To prevent supply disruptions of the sort that hampered hospitals during the pandemic, especially in the early stages, innovations should be widely implemented, the report states. Among those cited are:
- Using virtual stockpiles based on “time to inventory” for selected products
- Diversifying product sourcing geographically, including via domestic manufacturing for high-priority products
- Creating standards for what should be stored in stockpiles, including quantity and duration of storage
- Updating those standards regularly based on the most recent science and with active engagement from providers and other stakeholders
Supply chain processes involving data sharing and capacity expansion have improved during the course of the pandemic, McClellan said, and those practices need to be standardized.
“Some of that [improvement] has required federal expenditures,” he said. “So in areas like critical supplies of drugs and other medical-response projects, this public-private collaboration can not only lead to more stable supply chains now in the pandemic, as we start to build up capacity, but organizations [also] are investing in sustaining this capacity for the longer term.”
Establishing adequate financing for future emergency responses
Policymakers should identify “specific financing vehicles to support capacity building for preparedness, public health, and emergency response efforts,” the report states. One such tool could be “healthcare payment models with upfront payments and more flexible payment structures.”
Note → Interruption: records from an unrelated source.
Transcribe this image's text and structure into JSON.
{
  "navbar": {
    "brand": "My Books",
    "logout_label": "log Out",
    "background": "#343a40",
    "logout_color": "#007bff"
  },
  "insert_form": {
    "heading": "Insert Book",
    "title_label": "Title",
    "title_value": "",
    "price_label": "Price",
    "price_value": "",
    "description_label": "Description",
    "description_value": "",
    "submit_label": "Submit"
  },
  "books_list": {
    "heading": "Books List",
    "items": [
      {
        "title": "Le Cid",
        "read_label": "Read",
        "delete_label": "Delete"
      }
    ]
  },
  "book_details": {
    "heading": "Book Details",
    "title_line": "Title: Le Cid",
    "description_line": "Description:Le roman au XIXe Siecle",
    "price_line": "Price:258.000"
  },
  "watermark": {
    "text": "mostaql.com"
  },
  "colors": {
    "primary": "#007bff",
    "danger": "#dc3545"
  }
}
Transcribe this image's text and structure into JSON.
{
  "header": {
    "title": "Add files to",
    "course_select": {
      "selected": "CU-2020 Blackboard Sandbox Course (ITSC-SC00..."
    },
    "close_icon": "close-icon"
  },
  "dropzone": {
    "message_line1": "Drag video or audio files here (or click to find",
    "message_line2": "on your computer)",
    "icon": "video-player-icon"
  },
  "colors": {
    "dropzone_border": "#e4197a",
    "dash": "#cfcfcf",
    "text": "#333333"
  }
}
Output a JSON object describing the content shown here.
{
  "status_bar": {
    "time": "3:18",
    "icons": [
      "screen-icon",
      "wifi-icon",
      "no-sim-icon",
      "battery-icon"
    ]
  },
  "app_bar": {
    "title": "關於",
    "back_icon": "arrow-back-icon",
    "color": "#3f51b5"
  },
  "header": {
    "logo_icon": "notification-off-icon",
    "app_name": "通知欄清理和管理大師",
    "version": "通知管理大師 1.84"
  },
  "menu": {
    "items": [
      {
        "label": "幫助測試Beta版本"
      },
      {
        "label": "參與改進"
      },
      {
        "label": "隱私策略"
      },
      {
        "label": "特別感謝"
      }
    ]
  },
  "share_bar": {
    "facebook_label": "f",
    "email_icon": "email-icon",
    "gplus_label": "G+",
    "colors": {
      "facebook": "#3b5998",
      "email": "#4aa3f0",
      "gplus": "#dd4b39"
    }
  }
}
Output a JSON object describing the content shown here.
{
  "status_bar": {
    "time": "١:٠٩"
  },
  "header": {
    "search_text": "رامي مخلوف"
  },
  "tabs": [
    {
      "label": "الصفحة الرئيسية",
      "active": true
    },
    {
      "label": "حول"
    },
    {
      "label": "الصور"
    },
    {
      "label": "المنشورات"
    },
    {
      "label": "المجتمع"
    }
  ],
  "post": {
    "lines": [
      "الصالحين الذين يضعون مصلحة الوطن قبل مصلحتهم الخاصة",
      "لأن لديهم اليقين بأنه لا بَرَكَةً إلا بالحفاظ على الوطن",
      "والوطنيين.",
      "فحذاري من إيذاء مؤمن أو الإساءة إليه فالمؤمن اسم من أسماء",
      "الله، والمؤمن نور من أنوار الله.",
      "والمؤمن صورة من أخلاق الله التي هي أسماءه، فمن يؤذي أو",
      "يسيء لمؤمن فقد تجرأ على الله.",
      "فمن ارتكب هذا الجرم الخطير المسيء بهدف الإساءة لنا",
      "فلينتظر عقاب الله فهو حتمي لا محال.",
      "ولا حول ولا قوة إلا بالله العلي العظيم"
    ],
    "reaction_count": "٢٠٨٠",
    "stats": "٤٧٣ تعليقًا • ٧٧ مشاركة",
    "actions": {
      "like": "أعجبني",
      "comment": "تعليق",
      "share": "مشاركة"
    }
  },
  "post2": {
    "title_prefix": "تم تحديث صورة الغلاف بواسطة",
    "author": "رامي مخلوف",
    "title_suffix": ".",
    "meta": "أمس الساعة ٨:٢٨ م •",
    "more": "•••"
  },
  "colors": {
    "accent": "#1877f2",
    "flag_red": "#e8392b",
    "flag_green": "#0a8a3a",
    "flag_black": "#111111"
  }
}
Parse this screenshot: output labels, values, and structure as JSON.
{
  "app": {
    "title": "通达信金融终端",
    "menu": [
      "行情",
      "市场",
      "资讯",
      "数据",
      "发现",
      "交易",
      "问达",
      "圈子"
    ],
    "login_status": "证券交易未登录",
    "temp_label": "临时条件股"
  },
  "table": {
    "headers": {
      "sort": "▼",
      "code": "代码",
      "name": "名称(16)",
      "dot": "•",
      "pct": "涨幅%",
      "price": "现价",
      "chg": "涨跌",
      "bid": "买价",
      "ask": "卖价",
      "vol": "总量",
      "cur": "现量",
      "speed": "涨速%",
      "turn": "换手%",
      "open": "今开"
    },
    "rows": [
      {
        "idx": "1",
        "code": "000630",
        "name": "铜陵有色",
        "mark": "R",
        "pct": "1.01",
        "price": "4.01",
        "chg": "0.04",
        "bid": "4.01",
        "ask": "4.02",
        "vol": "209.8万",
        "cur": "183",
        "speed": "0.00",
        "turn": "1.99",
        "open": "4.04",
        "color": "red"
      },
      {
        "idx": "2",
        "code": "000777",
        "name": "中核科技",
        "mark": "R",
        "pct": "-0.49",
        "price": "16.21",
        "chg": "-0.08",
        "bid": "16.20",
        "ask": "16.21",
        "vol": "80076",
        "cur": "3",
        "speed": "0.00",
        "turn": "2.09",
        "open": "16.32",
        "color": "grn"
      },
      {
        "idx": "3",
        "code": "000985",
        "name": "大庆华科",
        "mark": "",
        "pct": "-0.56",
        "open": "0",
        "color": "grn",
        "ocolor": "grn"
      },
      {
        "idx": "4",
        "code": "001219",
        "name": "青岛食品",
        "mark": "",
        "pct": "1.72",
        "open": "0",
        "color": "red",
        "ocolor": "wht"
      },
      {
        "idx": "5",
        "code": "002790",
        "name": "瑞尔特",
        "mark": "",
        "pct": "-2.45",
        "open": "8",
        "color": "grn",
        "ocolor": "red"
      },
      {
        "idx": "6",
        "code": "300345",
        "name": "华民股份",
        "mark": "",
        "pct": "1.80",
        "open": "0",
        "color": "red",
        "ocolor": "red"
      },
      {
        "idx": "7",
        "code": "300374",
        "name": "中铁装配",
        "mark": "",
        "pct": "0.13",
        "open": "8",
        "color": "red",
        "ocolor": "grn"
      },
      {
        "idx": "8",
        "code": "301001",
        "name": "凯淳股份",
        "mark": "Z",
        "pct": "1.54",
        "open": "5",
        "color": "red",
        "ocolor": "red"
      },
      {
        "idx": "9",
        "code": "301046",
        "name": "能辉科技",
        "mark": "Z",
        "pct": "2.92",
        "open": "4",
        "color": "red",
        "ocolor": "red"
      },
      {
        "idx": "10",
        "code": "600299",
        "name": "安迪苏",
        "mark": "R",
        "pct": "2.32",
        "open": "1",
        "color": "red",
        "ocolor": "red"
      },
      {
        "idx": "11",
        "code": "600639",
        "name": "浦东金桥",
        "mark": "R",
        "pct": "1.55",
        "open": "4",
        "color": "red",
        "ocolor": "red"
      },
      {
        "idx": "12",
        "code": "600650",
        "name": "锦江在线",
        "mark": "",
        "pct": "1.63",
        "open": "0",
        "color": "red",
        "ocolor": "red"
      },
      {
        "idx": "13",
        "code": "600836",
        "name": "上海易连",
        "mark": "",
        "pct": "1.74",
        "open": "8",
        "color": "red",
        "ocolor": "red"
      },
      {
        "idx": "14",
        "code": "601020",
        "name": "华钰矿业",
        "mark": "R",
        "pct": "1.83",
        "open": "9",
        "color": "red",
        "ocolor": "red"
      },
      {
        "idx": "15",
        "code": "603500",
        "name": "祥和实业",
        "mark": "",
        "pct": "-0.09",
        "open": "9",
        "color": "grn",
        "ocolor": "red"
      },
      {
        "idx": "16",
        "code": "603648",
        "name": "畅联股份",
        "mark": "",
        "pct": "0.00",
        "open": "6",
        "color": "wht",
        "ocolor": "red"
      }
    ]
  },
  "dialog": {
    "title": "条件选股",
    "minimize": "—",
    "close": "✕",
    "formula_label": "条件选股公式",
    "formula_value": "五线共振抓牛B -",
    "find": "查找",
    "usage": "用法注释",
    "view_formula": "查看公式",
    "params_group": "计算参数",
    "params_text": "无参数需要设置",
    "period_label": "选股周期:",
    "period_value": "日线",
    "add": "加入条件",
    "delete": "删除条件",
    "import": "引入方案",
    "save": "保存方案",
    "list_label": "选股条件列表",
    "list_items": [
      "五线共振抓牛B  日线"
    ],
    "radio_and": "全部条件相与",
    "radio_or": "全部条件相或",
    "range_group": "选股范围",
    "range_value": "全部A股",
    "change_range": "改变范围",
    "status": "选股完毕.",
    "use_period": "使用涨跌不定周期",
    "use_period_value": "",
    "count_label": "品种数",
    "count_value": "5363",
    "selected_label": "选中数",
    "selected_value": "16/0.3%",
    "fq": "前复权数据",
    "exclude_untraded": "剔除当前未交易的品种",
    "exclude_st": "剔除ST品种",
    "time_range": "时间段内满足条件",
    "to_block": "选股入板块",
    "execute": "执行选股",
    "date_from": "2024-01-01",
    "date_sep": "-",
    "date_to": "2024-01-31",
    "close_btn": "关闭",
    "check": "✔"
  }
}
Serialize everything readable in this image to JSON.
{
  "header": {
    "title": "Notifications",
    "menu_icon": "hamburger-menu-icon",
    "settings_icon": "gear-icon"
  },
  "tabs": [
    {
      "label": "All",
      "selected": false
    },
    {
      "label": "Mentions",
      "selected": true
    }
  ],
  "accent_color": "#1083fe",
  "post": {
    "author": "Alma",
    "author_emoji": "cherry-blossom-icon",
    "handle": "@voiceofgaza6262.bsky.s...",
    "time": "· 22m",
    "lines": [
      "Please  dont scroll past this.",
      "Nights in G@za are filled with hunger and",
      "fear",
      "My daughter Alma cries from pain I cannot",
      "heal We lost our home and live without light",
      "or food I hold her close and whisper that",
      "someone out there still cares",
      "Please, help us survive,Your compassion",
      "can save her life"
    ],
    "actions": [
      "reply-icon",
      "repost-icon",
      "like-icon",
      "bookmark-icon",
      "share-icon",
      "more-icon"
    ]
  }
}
Specifically, alternative payment models should be promoted to “allow for greater financial flexibility in emergencies, aligning model components to reduce administrative burden when possible.” Such models should “include built-in contingency policies for emergency periods, such as upfront payments to help organizations manage through crisis periods and transition to alternative payment models over longer terms.”
That approach would help healthcare organizations respond to emergencies by pivoting to offer modes of care delivery such as telehealth.
“That’s an area where there's some need for public investments, improving the infrastructure as well as supporting the waivers,” McClellan said. In general, he added, “The private sector is taking steps and with federal collaboration could take more [steps] to support new kinds of care models.”